Salve.... a me piace veramente ed ho deciso di acquistarla a breve. Il uso sarà prevalentemente cittadino, volevo sapere se ha doti in questo senso. Ciao!
ho preso la nuova xl700 a maggio , sostituendola ad una transalp del 2004.All'inizio pensavo di aver fatto una idiozia a sostituire la vecchia transi per la nuova .. per via delle rifiniture e del suo assetto prettamente stradale. Ma devo dire che dopo il rodaggio la nuova transi ha dimostrato tutte le sue qualita'. Vola in autostrada , sicura in citta', ha uno spunto che rabbrividisce e l' abs risulta perfetto quando piove . sono soddisfatto della scelta per cui non criticatela , provatela e pian piano ve ne innamonerete.
e magicamente TRANSALP mai come adesso.
Ciao, anche io sono tra i nuovi acquirenti della TA. Ci ho già fatto 7000 Km, di cui 3200 in 10 giorni a spasso per l'europa.Moto versatilissima che non ha per niente avuto paura dei confronti anche con le sorelle maggiori. E poi ragazzi, il v-strom avrà anche qualche cavallo in più ma la TA attira lo sguardo per la sua linea, l'orecchio per il suo suono...grande acquisto!!Brava mamma Honda
Ciao anche noi abbiamo acquistato il nuovo Transalp. Che dire prima avevamo un modello del 1996 (fidatevi molto molto più scomodo)!!!Poi abbiamo provato questa moto e ce ne siamo innamorati.E' eccezionale, linea rinnovata molto più simile ad uno stradale, ma mantenendo sempre il cuore da fuoristrada: è vero scalda un po' troppo e forse altro piccolo neo lo sterzo che in fase di rallentamento della moto, con passeggero e bauletto al seguito, vibra abbastanza (dicono dovuto da una turbolenza provocata dall'aria contro tali oggetti... mah).Comunque ragazzi se volete prendere una moto per fare dei bei viaggi con la vostra lei consiglio caldamente questa moto.Pensate recentemente abbiamo fatto una vacanza dove abbiamo percorso più di 1000 Km e non abbiamo avuto nessun problema (io come passeggera stavo da papa).E mi raccomando quando andate in moto "casco ben allacciato e fari accesi anche di giorno" !!!Ciao a tutti e buon acquisto.

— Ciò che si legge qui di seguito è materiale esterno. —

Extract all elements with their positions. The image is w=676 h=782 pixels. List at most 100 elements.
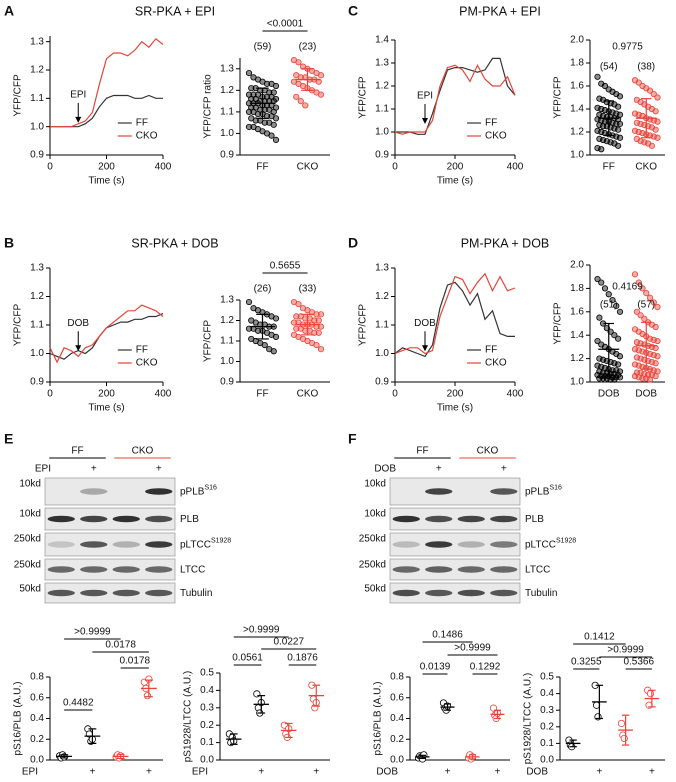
data-point (646, 294, 654, 301)
data-point (652, 108, 659, 115)
blot-strip (44, 582, 176, 604)
p-value: 0.1412 (584, 632, 615, 643)
y-tick-label: 1.0 (570, 377, 584, 388)
protein-label: pPLBS16 (180, 485, 217, 497)
y-tick-label: 0.1 (540, 738, 554, 749)
x-tick-label: 400 (507, 162, 524, 173)
data-point (313, 323, 320, 330)
blot-band (457, 541, 485, 548)
p-value: 0.5366 (623, 657, 654, 668)
y-tick-label: 1.8 (570, 58, 584, 69)
x-tick-label: 0 (392, 162, 398, 173)
data-point (594, 73, 601, 80)
blot-band (80, 541, 108, 548)
blot-band (457, 515, 485, 523)
protein-name: Tubulin (180, 588, 212, 599)
y-tick-label: 0.0 (540, 755, 554, 766)
y-tick-label: 0.0 (30, 755, 44, 766)
x-axis-label: Time (s) (88, 403, 124, 414)
data-point (272, 115, 280, 122)
data-point (143, 692, 151, 700)
kd-label: 250kd (14, 534, 41, 545)
y-axis-label: YFP/CFP (203, 320, 214, 363)
annotation-arrowhead (75, 345, 82, 352)
data-point (272, 315, 280, 322)
x-axis-label: DOB (526, 767, 548, 778)
n-label: (57) (637, 300, 655, 311)
blot-band (392, 515, 420, 523)
x-tick-label: 400 (155, 389, 172, 400)
x-axis-label: Time (s) (437, 403, 473, 414)
data-point (615, 335, 622, 342)
data-point (633, 308, 640, 315)
data-point (616, 308, 624, 315)
blot-band (392, 589, 420, 597)
y-tick-label: 0.3 (540, 705, 554, 716)
data-point (248, 85, 255, 92)
y-tick-label: 1.2 (570, 353, 584, 364)
data-point (639, 285, 646, 292)
p-value: 0.3255 (571, 657, 602, 668)
protein-name: pPLB (525, 486, 550, 497)
data-point (261, 341, 268, 349)
blot-band (145, 515, 173, 523)
data-point (254, 110, 262, 118)
blot-band (47, 589, 75, 597)
x-tick-label: 200 (447, 162, 464, 173)
panel-label: D (348, 235, 358, 251)
data-point (270, 348, 277, 355)
y-tick-label: 0.2 (30, 734, 44, 745)
data-point (245, 123, 253, 131)
treatment-label: EPI (35, 464, 51, 475)
data-point (605, 291, 612, 298)
y-tick-label: 1.1 (375, 104, 389, 115)
data-point (293, 313, 300, 320)
data-point (648, 142, 655, 149)
blot-band (425, 589, 453, 597)
data-point (317, 72, 325, 79)
blot-band (490, 488, 518, 495)
blot-band (80, 589, 108, 597)
p-value: 0.9775 (612, 42, 643, 53)
blot-band (145, 566, 173, 573)
panel-label: B (4, 235, 14, 251)
blot-band (425, 488, 453, 495)
n-label: (54) (600, 62, 618, 73)
blot-band (392, 541, 420, 548)
kd-label: 50kd (19, 584, 41, 595)
kd-label: 10kd (364, 479, 386, 490)
y-tick-label: 1.1 (220, 336, 234, 347)
blot-band (490, 566, 518, 573)
y-axis-label: YFP/CFP (13, 304, 24, 347)
chart-title: SR-PKA + DOB (131, 236, 218, 250)
x-axis-label: EPI (22, 767, 38, 778)
n-label: (51) (600, 300, 618, 311)
data-point (616, 134, 624, 141)
y-tick-label: 1.0 (30, 121, 44, 132)
data-point (313, 341, 320, 349)
y-tick-label: 0.8 (30, 672, 44, 683)
blot-band (425, 515, 453, 523)
blot-band (112, 515, 140, 523)
x-tick-label: 400 (507, 389, 524, 400)
data-point (654, 304, 661, 311)
y-tick-label: 1.6 (570, 306, 584, 317)
protein-label: pLTCCS1928 (525, 538, 576, 550)
blot-strip (44, 507, 176, 531)
y-axis-label: YFP/CFP (553, 302, 564, 345)
data-point (654, 353, 661, 360)
x-tick-label: + (445, 767, 451, 778)
x-tick-label: FF (256, 389, 268, 400)
legend-label: FF (485, 345, 497, 356)
protein-name: LTCC (525, 564, 550, 575)
data-point (641, 315, 648, 322)
data-point (263, 80, 271, 87)
data-point (646, 689, 655, 698)
chart-title: PM-PKA + DOB (461, 236, 550, 250)
y-axis-label: YFP/CFP (553, 76, 564, 119)
legend-label: CKO (485, 131, 507, 142)
protein-site: S16 (549, 485, 562, 492)
data-point (295, 300, 302, 308)
kd-label: 250kd (359, 560, 386, 571)
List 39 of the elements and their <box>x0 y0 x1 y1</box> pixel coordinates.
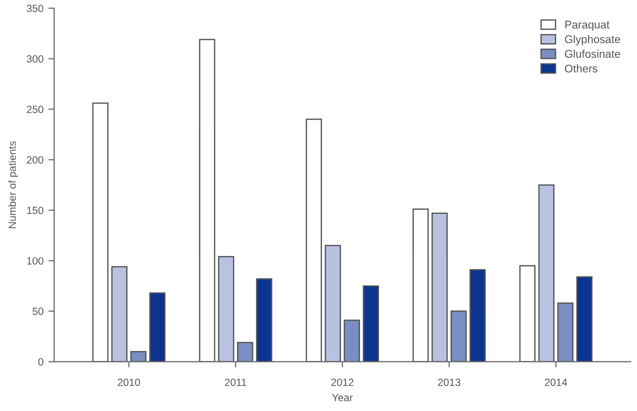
bar <box>362 285 379 362</box>
legend-label: Glyphosate <box>564 35 620 46</box>
legend-label: Paraquat <box>565 20 610 31</box>
bar <box>432 212 448 362</box>
y-tick-label: 200 <box>26 156 44 164</box>
x-tick-label: 2013 <box>438 378 460 386</box>
y-tick-label: 100 <box>27 257 44 265</box>
y-tick-label: 0 <box>38 358 44 366</box>
x-tick-label: 2012 <box>331 378 354 386</box>
bar <box>344 320 360 362</box>
legend-label: Others <box>564 64 598 72</box>
bar <box>557 302 574 362</box>
y-tick-label: 250 <box>26 106 44 114</box>
bar <box>538 184 554 362</box>
x-tick-label: 2014 <box>544 378 568 386</box>
bar <box>92 102 108 362</box>
y-axis-title: Number of patients <box>8 141 18 228</box>
y-tick-label: 300 <box>26 55 44 63</box>
bar <box>306 118 322 362</box>
y-tick-label: 350 <box>26 4 44 12</box>
y-tick-label: 50 <box>32 308 44 316</box>
x-axis-title: Year <box>332 394 353 402</box>
bar <box>470 269 486 362</box>
bar <box>324 244 341 362</box>
bar <box>130 350 146 362</box>
bar <box>149 292 166 362</box>
bar <box>412 208 429 362</box>
bar <box>576 276 592 362</box>
x-tick-label: 2011 <box>224 378 246 386</box>
bar <box>237 342 254 362</box>
x-tick-label: 2010 <box>118 378 140 386</box>
bar <box>256 278 272 362</box>
bar <box>111 266 128 362</box>
bar <box>519 265 536 362</box>
bar <box>199 38 216 362</box>
legend-label: Glufosinate <box>564 50 620 58</box>
bar <box>218 256 234 362</box>
y-tick-label: 150 <box>27 206 44 214</box>
bar <box>450 310 467 362</box>
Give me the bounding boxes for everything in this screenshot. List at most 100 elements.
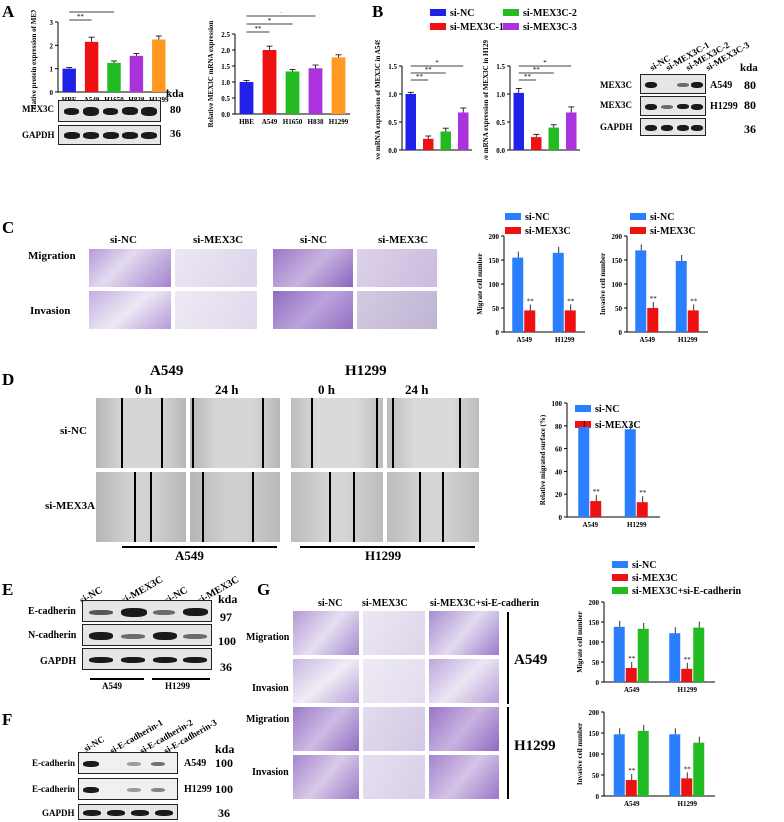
d-bottom-h1299: H1299 — [365, 548, 402, 563]
wound-edge — [311, 398, 313, 468]
e-blot-ecad — [82, 600, 212, 622]
legend-item: si-NC — [630, 212, 674, 223]
legend-item: si-MEX3C — [630, 226, 696, 237]
d-time: 24 h — [405, 382, 429, 397]
y-tick-label: 1.0 — [496, 91, 505, 99]
bar — [625, 780, 637, 796]
panel-label-b: B — [372, 2, 384, 21]
wb-a-label-mex3c: MEX3C — [22, 104, 54, 114]
y-tick-label: 100 — [612, 281, 623, 289]
legend-swatch — [430, 9, 446, 16]
bar — [331, 57, 346, 114]
bar — [548, 127, 559, 150]
g-col-label: si-MEX3C+si-E-cadherin — [430, 598, 540, 609]
y-tick-label: 80 — [555, 423, 563, 431]
c-micro-img — [174, 290, 258, 330]
legend-swatch — [612, 587, 628, 594]
x-tick-label: H1299 — [329, 118, 349, 126]
wb-band — [677, 125, 689, 131]
bar — [590, 501, 602, 517]
x-tick-label: A549 — [262, 118, 278, 126]
y-tick-label: 2 — [50, 42, 54, 50]
c-row-label: Migration — [28, 250, 76, 262]
f-blot-ecad-a549 — [78, 752, 178, 774]
y-tick-label: 150 — [589, 730, 600, 738]
y-tick-label: 20 — [555, 491, 563, 499]
bar — [107, 62, 121, 92]
wb-band — [661, 125, 673, 131]
legend-swatch — [575, 421, 591, 428]
bar — [564, 310, 576, 332]
y-tick-label: 0 — [559, 514, 563, 522]
chart-c-migrate: 0 50 100 150 200 Migrate cell number ** A549 ** H… — [476, 233, 585, 344]
sig-label: ** — [255, 25, 263, 33]
bar — [405, 94, 416, 150]
chart-c-invasive: 0 50 100 150 200 Invasive cell number ** A549 **… — [599, 233, 708, 344]
e-blot-gapdh — [82, 648, 212, 670]
legend-swatch — [612, 561, 628, 568]
f-col-label: si-NC — [82, 734, 107, 754]
wb-band — [183, 608, 208, 616]
d-wound-img — [386, 397, 480, 469]
wb-band — [122, 132, 138, 139]
bar — [513, 92, 524, 150]
wb-band — [127, 788, 141, 792]
wound-edge — [329, 472, 331, 542]
wb-a-kda-36: 36 — [170, 128, 181, 140]
g-row-label: Migration — [246, 714, 290, 725]
wb-band — [103, 108, 118, 115]
bar — [681, 668, 693, 682]
legend-swatch — [505, 213, 521, 220]
y-tick-label: 1.5 — [388, 63, 397, 71]
wb-b-col-labels: si-NC si-MEX3C-1 si-MEX3C-2 si-MEX3C-3 — [640, 16, 770, 73]
e-row-label: GAPDH — [40, 656, 77, 667]
x-tick-label: H1299 — [627, 521, 647, 529]
x-tick-label: H1299 — [678, 336, 698, 344]
c-row-label: Invasion — [30, 305, 71, 317]
d-underline — [300, 546, 475, 548]
wb-band — [691, 104, 703, 110]
g-col-label: si-NC — [318, 598, 343, 609]
wound-edge — [459, 398, 461, 468]
d-wound-img — [386, 471, 480, 543]
wb-band — [83, 787, 99, 793]
y-tick-label: 100 — [589, 751, 600, 759]
y-tick-label: 40 — [555, 468, 563, 476]
f-row-label: E-cadherin — [32, 784, 76, 794]
wb-band — [127, 762, 141, 766]
legend-swatch — [612, 574, 628, 581]
wb-a-gapdh-blot — [58, 125, 161, 145]
x-tick-label: A549 — [624, 686, 640, 694]
wb-band — [183, 634, 207, 639]
y-tick-label: 150 — [612, 257, 623, 265]
legend-item: si-NC — [612, 560, 656, 571]
y-tick-label: 1.0 — [221, 79, 230, 87]
panel-label-e: E — [2, 580, 14, 599]
y-tick-label: 50 — [615, 305, 623, 313]
wb-band — [151, 788, 165, 792]
y-tick-label: 100 — [489, 281, 500, 289]
wound-edge — [202, 472, 204, 542]
chart-a-mrna: 0.0 0.5 1.0 1.5 2.0 2.5 Relative MEX3C mRNA ex… — [207, 12, 350, 127]
y-tick-label: 200 — [589, 709, 600, 717]
sig-label: * — [543, 59, 547, 67]
wound-edge — [392, 398, 394, 468]
bar — [687, 310, 699, 332]
f-kda-100: 100 — [215, 756, 233, 770]
wb-band — [677, 83, 689, 87]
sig-label: ** — [628, 767, 636, 775]
y-tick-label: 0 — [619, 329, 623, 337]
bar — [512, 257, 524, 332]
y-tick-label: 200 — [589, 599, 600, 607]
x-tick-label: A549 — [582, 521, 598, 529]
d-wound-img — [189, 397, 281, 469]
chart-d-surface: 0 20 40 60 80 100 Relative migrated surface (%… — [539, 400, 660, 529]
d-wound-img — [95, 471, 187, 543]
legend-swatch — [630, 227, 646, 234]
wb-band — [645, 125, 657, 131]
bar — [566, 112, 577, 150]
legend-item: si-NC — [430, 8, 474, 19]
d-title-a549: A549 — [150, 363, 184, 379]
wb-band — [691, 125, 703, 131]
bar — [423, 138, 434, 150]
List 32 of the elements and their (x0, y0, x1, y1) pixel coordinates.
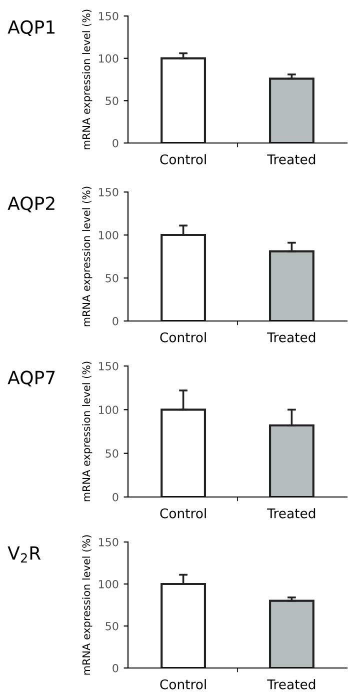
y-tick-label: 150 (98, 188, 118, 196)
y-tick-label: 150 (98, 362, 118, 370)
x-tick-label: Treated (267, 332, 316, 342)
x-tick-label: Treated (267, 154, 316, 164)
y-tick-label: 50 (106, 274, 118, 282)
y-tick-label: 0 (112, 138, 118, 148)
x-tick-label: Control (160, 508, 206, 518)
y-tick-label: 100 (98, 54, 118, 63)
y-tick-label: 150 (98, 538, 118, 546)
chart-title: V$_{2}$R (8, 546, 41, 563)
chart-title: AQP2 (8, 196, 54, 212)
chart-title: AQP1 (8, 20, 55, 36)
y-tick-label: 100 (98, 580, 118, 588)
y-axis-title: mRNA expression level (%) (82, 186, 92, 326)
y-axis-title: mRNA expression level (%) (82, 362, 92, 502)
y-tick-label: 100 (98, 406, 118, 414)
y-tick-label: 150 (98, 12, 118, 20)
x-tick-label: Treated (267, 679, 316, 690)
y-axis-title: mRNA expression level (%) (82, 535, 92, 675)
x-tick-label: Control (160, 679, 206, 690)
x-tick-label: Control (160, 332, 206, 342)
y-tick-label: 0 (112, 316, 118, 326)
y-tick-label: 100 (98, 230, 118, 240)
chart-title: AQP7 (8, 370, 55, 386)
y-tick-label: 50 (106, 622, 118, 630)
y-tick-label: 0 (112, 664, 118, 672)
x-tick-label: Treated (267, 508, 316, 518)
y-tick-label: 50 (106, 96, 118, 106)
y-tick-label: 50 (106, 449, 118, 458)
x-tick-label: Control (160, 154, 206, 164)
y-axis-title: mRNA expression level (%) (82, 10, 92, 150)
y-tick-label: 0 (112, 492, 118, 502)
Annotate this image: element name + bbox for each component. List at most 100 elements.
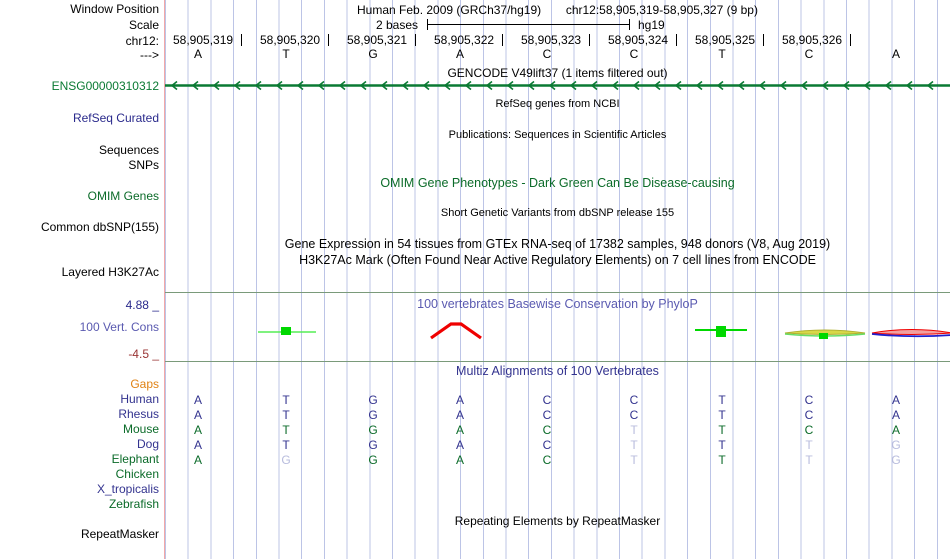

Sono possessore da poco del nuovo Transalp e posso dirvi che è veramente una grandissima moto. L'unico neo negativo riscontrato, forse dovuto alla tipologia del motore, è che scalda veramente tanto attacca spesso la ventola di raffreddamento e se ne risente in sella. Per il resto la moto è da 10 e lode.Ciao e buon acquisto a tutti gli appassionati dell'off road.